Childhood obesity and its impact on the development of adolescent PCOS

Abstract

Obesity exacerbates the reproductive and metabolic manifestations of polycystic ovary syndrome (PCOS). The symptoms of PCOS often begin in adolescence, and the rising prevalence of peripubertal obesity has prompted concern that the prevalence and severity of adolescent PCOS is increasing in parallel. Recent data have disclosed a high prevalence of hyperandrogenemia among peripubertal adolescents with obesity, suggesting that such girls are indeed at risk for developing PCOS. Obesity may impact the risk of PCOS via insulin resistance and compensatory hyperinsulinemia, which augments ovarian/adrenal androgen production and suppresses sex hormone-binding globulin (SHBG), thereby increasing androgen bioavailability. Altered luteinizing hormone (LH) secretion plays an important role in the pathophysiology of PCOS, and although obesity is generally associated with relative reductions of LH, higher LH appears to be the best predictor of increased free testosterone among peripubertal girls with obesity. Other potential mechanisms of obesity-associated hyperandrogenemia include enhanced androgen production in an expanded fat mass and potential effects of abnormal adipokine/cytokine levels. Adolescents with PCOS are at risk for comorbidities such as metabolic syndrome and impaired glucose tolerance, and concomitant obesity compounds these risks. For all of these reasons, weight loss represents an important therapeutic target in obese adolescents with PCOS.

Figure 1

(A–E) Basic diagrammatic representations of some of the ways that obesity could be related to PCOS. Importantly, relationships are not mutually exclusive.
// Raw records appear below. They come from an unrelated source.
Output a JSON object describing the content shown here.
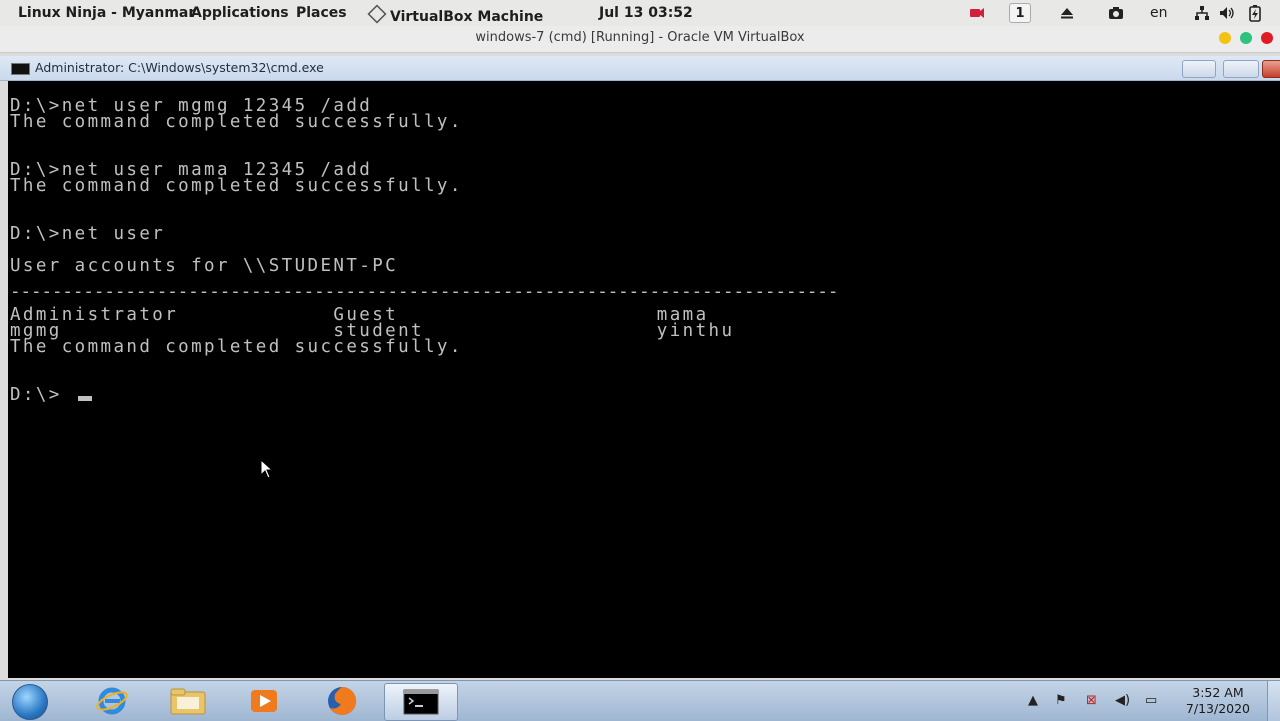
{
  "topbar": {
    "activities": "Linux Ninja - Myanmar",
    "applications": "Applications",
    "places": "Places",
    "app_menu": "VirtualBox Machine",
    "clock": "Jul 13  03:52",
    "workspace": "1",
    "language": "en"
  },
  "vbox": {
    "title": "windows-7 (cmd) [Running] - Oracle VM VirtualBox"
  },
  "cmd": {
    "title": "Administrator: C:\\Windows\\system32\\cmd.exe",
    "lines": [
      "D:\\>net user mgmg 12345 /add",
      "The command completed successfully.",
      "D:\\>net user mama 12345 /add",
      "The command completed successfully.",
      "D:\\>net user",
      "User accounts for \\\\STUDENT-PC",
      "-------------------------------------------------------------------------------",
      "Administrator            Guest                    mama",
      "mgmg                     student                  yinthu",
      "The command completed successfully.",
      "D:\\>"
    ]
  },
  "taskbar": {
    "time": "3:52 AM",
    "date": "7/13/2020"
  }
}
As described in the text, robust data support the relationship depicted in (A), although data also support the relationships shown in (B)–(D). Note that each arrow could represent a chain of relationships (e.g., for [A], obesity contributes to insulin resistance, which leads to hyperinsulinemia, which enhances ovarian androgen production). In addition, each arrow could encompass a vast number of different relationships (e.g., obesity could influence development of PCOS via its effects on sex steroid production, sex steroid bioavailability, follicular development, peripheral steroid metabolism, etc.). As an example of the relationship depicted in (D), both obesity and PCOS appear to have effects on insulin resistance that are at least partly independent of each other. PCOS, polycystic ovary syndrome.

Figure 2

Total testosterone, SHBG, and free testosterone concentrations in obese (BMI-for-age percentile ≥ 95; solid squares) and normal weight girls (BMI-for-age percentile < 85; open squares) grouped by Tanner stage. Data shown as mean ± SEM. *p < 0.05; **p ≤ 0.01; ***p ≤ 0.001; ****p ≤ 0.0001 before Bonferroni correction. SEM, standard error of the mean; SHBG, sex hormone–binding globulin. (Reprinted with permission from McCartney et al. [35])

Figure 3

Free testosterone concentration in obese peripubertal girls partitioned into pubertal stages as follows: early pubertal, Tanner breast stage 2 or Tanner stage 1 with estradiol ≥ 20 pg/mL; mid-pubertal, Tanner breast stage 3; and late pubertal, Tanner breast stages 4 or 5. Shaded boxes represent the normal range of free testosterone for each pubertal group. (Reprinted with permission from Knudsen et al. [37])

Figure 4

Schematic of potential mechanisms by which obesity contributes to the development of adolescent PCOS. Please refer to the text for details. ACTH, adrenocorticotropic hormone; DHT, dihydrotestosterone; FSH, follicle-stimulating hormone; IL-6, interleukin 6; LH, luteinizing hormone; PCOS, polycystic ovary syndrome; SHBG, sex hormone binding globulin; TNF-α, tumor necrosis factor α.